Here is an alphabetical list of my current diagnoses (with commentary):
ADHD- I firmly believe I was adhd as a child, and now, wish that we had found out then so that I could have been treated while I was in school. I think school would have been much easier for me.
Arthritis (mild, and just in my knees)- I've had knee pain for as long as I can remember. It's one of the two pains I get that I can't just ignore and live with. If my knees hurt, I'm sitting on my ass/laying in bed whining because it hurts.
Asthma- Runs in my family. I've been asthmatic pretty much from birth, but it was very mild when I was a child. Got significantly worse while I was in the Navy.
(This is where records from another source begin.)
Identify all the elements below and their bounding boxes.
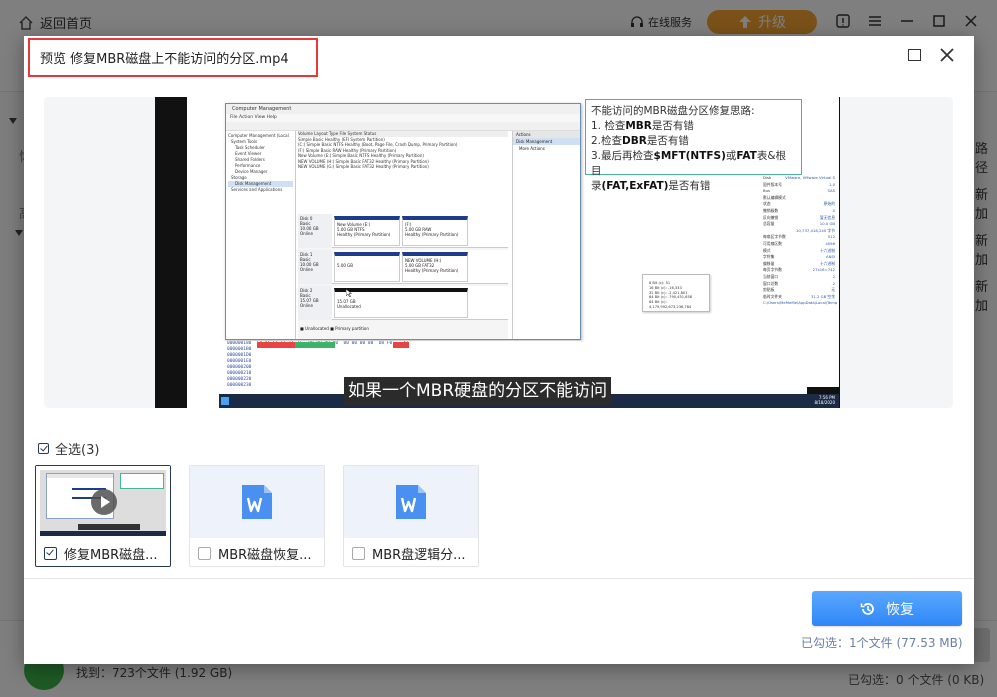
dialog-maximize-icon[interactable] [908,49,921,61]
dialog-header: 预览 修复MBR磁盘上不能访问的分区.mp4 [24,36,974,78]
dialog-title-highlight: 预览 修复MBR磁盘上不能访问的分区.mp4 [28,38,318,77]
partition: (F:) 5.00 GB RAW Healthy (Primary Partit… [402,216,468,246]
info-row: 模式 十六进制 [763,247,835,253]
taskbar-clock: 7:56 PM 8/18/2020 [814,395,835,405]
info-path: C:\Users\MeMeMe\AppData\Local\Temp [763,300,838,306]
recover-label: 恢复 [886,601,914,618]
word-document-icon [242,485,272,519]
file-card-word[interactable]: MBR磁盘恢复... [189,465,325,567]
disk-row: Disk 1 Basic 10.00 GB Online 5.00 GB NEW… [298,250,508,284]
info-row: 字符集 ANSI [763,254,835,260]
file-name: 修复MBR磁盘... [64,548,158,563]
recover-button[interactable]: 恢复 [812,591,962,626]
file-name: MBR磁盘恢复... [218,548,312,563]
preview-dialog: 预览 修复MBR磁盘上不能访问的分区.mp4 Computer Manageme… [24,36,974,664]
dialog-title: 预览 修复MBR磁盘上不能访问的分区.mp4 [40,52,289,67]
video-disk-map: Disk 0 Basic 10.00 GB Online New Volume … [298,214,508,339]
info-row: 每扇区字节数 512 [763,234,835,240]
info-row: 可用扇区数 4096 [763,240,835,246]
note-line: 3.最后再检查$MFT(NTFS)或FAT表&根目 [591,150,787,177]
video-actions-pane: Actions Disk Management More Actions [512,131,580,339]
interpreter-line: 64 Bit (c): 4,179,992,673,236,784 [649,300,692,309]
video-player[interactable]: Computer Management File Action View Hel… [155,97,840,408]
file-card-word[interactable]: MBR盘逻辑分... [343,465,479,567]
info-row: 默认编辑模式 [763,194,786,200]
thumbnail-note [120,473,164,489]
info-row: 偏移量 十六进制 [763,260,835,266]
note-line: 录(FAT,ExFAT)是否有错 [591,180,711,192]
tree-item: Services and Applications [231,187,283,192]
windows-start-icon [221,397,229,405]
video-thumbnail[interactable] [36,466,170,538]
note-title: 不能访问的MBR磁盘分区修复思路: [591,105,755,117]
play-icon[interactable] [91,489,117,515]
actions-more: More Actions [519,146,545,151]
selected-info: 已勾选：1个文件 (77.53 MB) [801,636,963,650]
info-row: 反向撤销 暂无信息 [763,214,835,220]
partition: New Volume (E:) 5.00 GB NTFS Healthy (Pr… [334,216,400,246]
partition: 15.07 GB Unallocated [334,288,468,318]
info-row: 10,737,418,240 字节 [796,227,835,233]
info-row: 剪贴板无 [763,287,835,293]
video-window-toolbar [226,122,580,131]
disk-label: Disk 1 Basic 10.00 GB Online [298,250,332,284]
hex-highlight [295,342,335,348]
note-line: 2.检查DBR是否有错 [591,135,689,147]
file-thumbnail[interactable] [344,466,478,538]
video-window-title: Computer Management [226,104,580,114]
video-volume-table: Volume Layout Type File System Status Si… [298,131,508,211]
word-document-icon [396,485,426,519]
disk-row: Disk 0 Basic 10.00 GB Online New Volume … [298,214,508,248]
note-line: 1. 检查MBR是否有错 [591,120,694,132]
file-card-video[interactable]: 修复MBR磁盘... [35,465,171,567]
video-window-menu: File Action View Help [226,114,580,122]
file-checkbox[interactable] [198,547,211,560]
actions-selected: Disk Management [513,138,580,145]
restore-clock-icon [860,602,874,615]
video-computer-management-window: Computer Management File Action View Hel… [225,103,581,340]
info-row: 总容量 10.0 GB [763,221,835,227]
actions-header: Actions [513,131,580,138]
table-row: NEW VOLUME (G:) Simple Basic FAT32 Healt… [298,164,429,169]
disk-row: Disk 2 Basic 15.07 GB Online 15.07 GB Un… [298,286,508,320]
select-all-label: 全选(3) [55,443,100,458]
thumbnail-taskbar [40,531,166,536]
select-all-checkbox[interactable]: 全选(3) [38,439,99,458]
disk-label: Disk 2 Basic 15.07 GB Online [298,286,332,320]
partition: NEW VOLUME (H:) 5.00 GB FAT32 Healthy (P… [402,252,468,282]
partition: 5.00 GB [334,252,400,282]
video-subtitle: 如果一个MBR硬盘的分区不能访问 [344,377,612,405]
video-annotation-note: 不能访问的MBR磁盘分区修复思路: 1. 检查MBR是否有错 2.检查DBR是否… [585,99,802,192]
video-data-interpreter: 8 Bit (c): 51 16 Bit (c): -16,333 32 Bit… [642,274,710,312]
file-card-label: MBR盘逻辑分... [352,544,466,563]
info-row: 窗口总数 2 [763,280,835,286]
info-row: 撤销级数 0 [763,207,835,213]
info-row: 每页字节数 27x16=742 [763,267,835,273]
info-row: 状态 原始的 [763,201,835,207]
file-checkbox[interactable] [44,547,57,560]
hex-highlight [393,342,409,348]
video-tree-pane: Computer Management (Local System Tools … [226,131,296,339]
file-checkbox[interactable] [352,547,365,560]
dialog-divider [24,578,974,579]
file-card-label: 修复MBR磁盘... [44,544,158,563]
hex-highlight [257,342,295,348]
file-thumbnail[interactable] [190,466,324,538]
file-card-label: MBR磁盘恢复... [198,544,312,563]
select-all-check-icon[interactable] [38,443,49,454]
file-name: MBR盘逻辑分... [372,548,466,563]
info-row: 临时文件夹 31.2 GB 空余 [763,293,835,299]
disk-legend: ■ Unallocated ■ Primary partition [300,326,369,331]
dialog-close-icon[interactable] [939,47,955,63]
info-row: 当前窗口 2 [763,273,835,279]
thumbnail-subtitle [78,524,140,530]
disk-label: Disk 0 Basic 10.00 GB Online [298,214,332,248]
mouse-cursor-icon [346,289,352,297]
Bipolar Type II Rapid Cycling- There are days that rapid cycling don't cover it, and that I'm not sure if I'm bipolar or not. I tend towards mixed states, but have enough separate highs and lows for a diagnosis.12/2008 update on the bipolar- It has been confirmed (due to having been taken off the meds for bipolar disorder approx. 2 years ago now because of this suspicion) that I am *NOT* bipolar, that the bipolar was a mis-diagnosis of the PTSD. This is the SECOND misdiagnosis of the PTSD. The first was in '96, and it was as Borderline Personality Disorder that time. That diagnosis was removed and changed to PTSD in '98.
Clinical depression - To go along with the PTSD, I deal with depression. One symptom OF ptsd is depression, and I cope with mine with medication.
Complicated Migraine Headaches (my migraines mimic the symptoms of a stroke)- These are murder. I've had migraines for years, but these are particularly frightening, due to their symptoms mimicing a stroke. Not pleasant.
Dissociative Disorder Not Otherwise Specified (NOS only because my "friends" have not made an appearance in my therapist's office)- *I* know I'm DID, my husband knows it, many of my friends know it, but my alters have yet to come out in therapy, so I don't have a formal diagnosis of it. HOWEVER, my therapist says it is very likely that I have it, because we have discussed my history as well as the fact I have a number of the "symptoms" of did.
Endometriosis- I am in major pain from below my ribs to my pelvic region for about 3 weeks a month, and that fourth week is not always in continuous days.
Fibromyalgia- My most recent diagnosis, after about two-three years of trying to figure out exactly what is wrong with me. I've been having problems with chronic pain all over my body, fatigue (to the point I was honestly beginning to wonder if what was wrong with me was simply chronic fatigue syndrome), issues with sleep (I've had those since I was a teenager), mental processing issues (those go along with the adhd, but worse at times, they come and go), and alternating loose bowels and constipation. Throw in the TMJ I was diagnosed with about 2 years ago, and you have most of the symptoms for fibro.
Generalized Anxiety Disorder- This, I think, is related to the ptsd
Patella-Femoral Pain Syndrome- This goes along with the arthritis in my knees, it contributes to my knee pain, actually, it's MOST of my knee pain.
PTSD- I'm a rape survivor, been raped twice that I was fully aware during, and used and raped repeatedly for 1-3 months (can't remember exactly how long it was)
Reflux-This contributes to my asthma. It started in the last two years, and I have just recently (12/08) learned that it could be part of the fibro.
Now, add to that periodic OCD-type and agoraphobic symptoms, and you have one pretty fucked up person. But, I am functioning, despite all this. Some days are better than others, and I truly suck when I'm stressed. I don't function well at all when I'm stressed out.
Well, this is me. Do with this what you will.